Where Caricom is concerned the situation for President Granger is different. The organisation is not what it was when Prime Minister Eugenia Charles of Dominica wanted Guyana thrown out following the December 1985 ‘election’, and Prime Minister James Mitchell of St Vincent arranged a hurried meeting on the island of Mustique. There, then President Desmond Hoyte committed to free and fair elections with international observers, and a free press. By the time it came to former President Ramotar’s turn, it was reported that the Caricom Council of Ministers was satisfied that the prorogation of parliament was in keeping with the provisions of the Guyana Constitution and did not constitute a breach of the Commonwealth Charter.
By then, however, Caricom had been penetrated by Venezuela, which had been very generous to some of the islands, and had provided subsidised oil to the region. Several members had joined President Chávez’s ALBA, with its objective of regional economic integration within the context of socialism.
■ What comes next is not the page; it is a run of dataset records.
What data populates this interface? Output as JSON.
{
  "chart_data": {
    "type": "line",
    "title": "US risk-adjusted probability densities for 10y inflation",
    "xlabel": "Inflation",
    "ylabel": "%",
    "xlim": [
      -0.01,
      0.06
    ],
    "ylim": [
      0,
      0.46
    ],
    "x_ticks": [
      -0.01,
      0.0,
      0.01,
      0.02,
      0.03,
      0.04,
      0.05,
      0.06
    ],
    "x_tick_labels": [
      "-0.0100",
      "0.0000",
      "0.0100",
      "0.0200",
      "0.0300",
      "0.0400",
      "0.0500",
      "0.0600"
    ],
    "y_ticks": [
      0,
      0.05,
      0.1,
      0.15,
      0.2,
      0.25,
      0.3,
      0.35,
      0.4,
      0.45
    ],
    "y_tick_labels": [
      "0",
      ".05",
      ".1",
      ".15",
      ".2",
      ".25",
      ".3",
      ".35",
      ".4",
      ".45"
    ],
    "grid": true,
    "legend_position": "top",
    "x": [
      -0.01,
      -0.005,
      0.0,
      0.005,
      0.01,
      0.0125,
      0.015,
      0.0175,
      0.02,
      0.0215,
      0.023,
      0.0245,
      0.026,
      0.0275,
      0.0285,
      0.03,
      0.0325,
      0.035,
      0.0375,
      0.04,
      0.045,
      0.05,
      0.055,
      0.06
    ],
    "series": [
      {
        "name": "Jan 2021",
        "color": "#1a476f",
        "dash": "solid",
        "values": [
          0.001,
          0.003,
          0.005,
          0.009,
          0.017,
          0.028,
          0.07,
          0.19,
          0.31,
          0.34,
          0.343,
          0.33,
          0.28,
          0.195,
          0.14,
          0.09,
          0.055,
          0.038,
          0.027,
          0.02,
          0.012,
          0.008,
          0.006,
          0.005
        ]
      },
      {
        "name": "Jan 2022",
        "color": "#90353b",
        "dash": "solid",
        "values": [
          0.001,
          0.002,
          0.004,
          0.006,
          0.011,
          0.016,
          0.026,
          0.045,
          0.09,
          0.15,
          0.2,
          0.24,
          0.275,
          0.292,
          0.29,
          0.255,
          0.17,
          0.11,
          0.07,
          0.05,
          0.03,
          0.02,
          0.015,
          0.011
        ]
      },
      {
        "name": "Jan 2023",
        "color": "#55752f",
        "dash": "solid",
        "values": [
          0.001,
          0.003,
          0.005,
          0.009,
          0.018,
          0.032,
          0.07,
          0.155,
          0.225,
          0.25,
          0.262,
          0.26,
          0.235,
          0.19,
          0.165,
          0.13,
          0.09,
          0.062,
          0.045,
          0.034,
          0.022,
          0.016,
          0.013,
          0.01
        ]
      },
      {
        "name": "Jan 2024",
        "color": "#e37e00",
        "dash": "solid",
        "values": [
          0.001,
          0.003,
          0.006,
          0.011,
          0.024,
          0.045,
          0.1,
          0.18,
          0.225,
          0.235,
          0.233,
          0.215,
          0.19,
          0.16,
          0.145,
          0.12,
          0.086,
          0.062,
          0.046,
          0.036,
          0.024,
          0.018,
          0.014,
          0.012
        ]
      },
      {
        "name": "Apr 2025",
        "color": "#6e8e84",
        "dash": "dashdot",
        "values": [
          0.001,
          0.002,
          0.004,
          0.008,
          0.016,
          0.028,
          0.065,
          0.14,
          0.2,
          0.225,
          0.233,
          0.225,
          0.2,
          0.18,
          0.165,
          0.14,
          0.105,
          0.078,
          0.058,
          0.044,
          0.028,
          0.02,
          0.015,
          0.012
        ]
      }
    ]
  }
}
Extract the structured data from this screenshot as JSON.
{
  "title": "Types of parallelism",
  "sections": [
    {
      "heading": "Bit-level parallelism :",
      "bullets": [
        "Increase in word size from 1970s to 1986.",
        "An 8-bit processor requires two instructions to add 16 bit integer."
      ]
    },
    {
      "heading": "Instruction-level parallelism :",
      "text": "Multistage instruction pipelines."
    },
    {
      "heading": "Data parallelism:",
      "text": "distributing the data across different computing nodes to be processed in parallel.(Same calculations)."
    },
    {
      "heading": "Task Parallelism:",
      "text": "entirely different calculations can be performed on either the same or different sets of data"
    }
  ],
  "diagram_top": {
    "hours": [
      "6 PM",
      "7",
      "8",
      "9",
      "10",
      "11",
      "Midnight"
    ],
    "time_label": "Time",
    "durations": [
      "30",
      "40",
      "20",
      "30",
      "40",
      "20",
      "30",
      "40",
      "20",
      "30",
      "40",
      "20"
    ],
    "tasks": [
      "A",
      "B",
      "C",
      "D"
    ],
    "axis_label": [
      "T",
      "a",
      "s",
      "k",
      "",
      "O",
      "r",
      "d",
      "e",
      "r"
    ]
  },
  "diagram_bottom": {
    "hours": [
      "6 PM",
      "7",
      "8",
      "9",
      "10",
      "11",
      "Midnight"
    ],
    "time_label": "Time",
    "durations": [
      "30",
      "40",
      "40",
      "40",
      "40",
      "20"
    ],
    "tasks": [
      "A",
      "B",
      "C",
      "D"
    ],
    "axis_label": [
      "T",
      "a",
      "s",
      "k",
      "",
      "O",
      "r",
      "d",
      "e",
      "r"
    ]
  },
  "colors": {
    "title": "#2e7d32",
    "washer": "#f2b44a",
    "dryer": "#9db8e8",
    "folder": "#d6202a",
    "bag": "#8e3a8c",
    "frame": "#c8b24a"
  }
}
If these islands couldn’t condemn Venezuela’s undemocratic practices, they couldn’t condemn those of Guyana.
While ALBA has become irrelevant, Caricom still does not speak with one voice, or anything close to one voice. In any case, given the continued links of some to Venezuela, and their reluctance to condemn that country in the OAS, one imagines President Granger does not have a great deal to fear from that direction. He will, however, be interested in securing Caricom’s backing because of its influence in the Commonwealth.
There is too, the OAS, but given its preoccupation with Venezuela, one suspects that Mr Granger will not have to devote his attentions there, at least for the moment.
In his lecture the President presented the case that recent political developments had been subject to misinterpretation and misrepresentation of the government’s intentions. It can only be remarked that intentions are inferred from actions, and if those actions allow of only one interpretation, then the question of misinterpretation doesn’t arise. So, for example, to cite just one case in point, if the Constitution requires the resignation of Cabinet and President following a vote of no confidence, and then they do not resign, wherein lies a critic’s misinterpretation of government’s intentions?
President Granger’s reaction has been to claim he is in conformity with the Constitution, and in an attempt to demonstrate this, he has been engaged for some time in revisionist interpretations of this country’s framework document. Now he is applying the same technique to the decisions of the CCJ to justify himself. “They [the CCJ judges] sought to explain more clearly and to interpret certain provisions of the Constitution,” he told his two audiences. Those interpretations, however, are his own, not what the Justices had to say.
It is hard to believe that the President does not know that the representatives of the international community, more especially the Commonwealth, are perfectly capable of reading and understanding the provisions of the relevant articles of the Constitution, not to mention the rulings of the CCJ judges without his help. After all, they are both perfectly clear and brook of no aberrant interpretations.
The President would be advised to take another look at his strategy. While he may conceivably bluster his way through locally, that may not work at the international level, as Messrs Hoyte and Ramotar found out to their cost.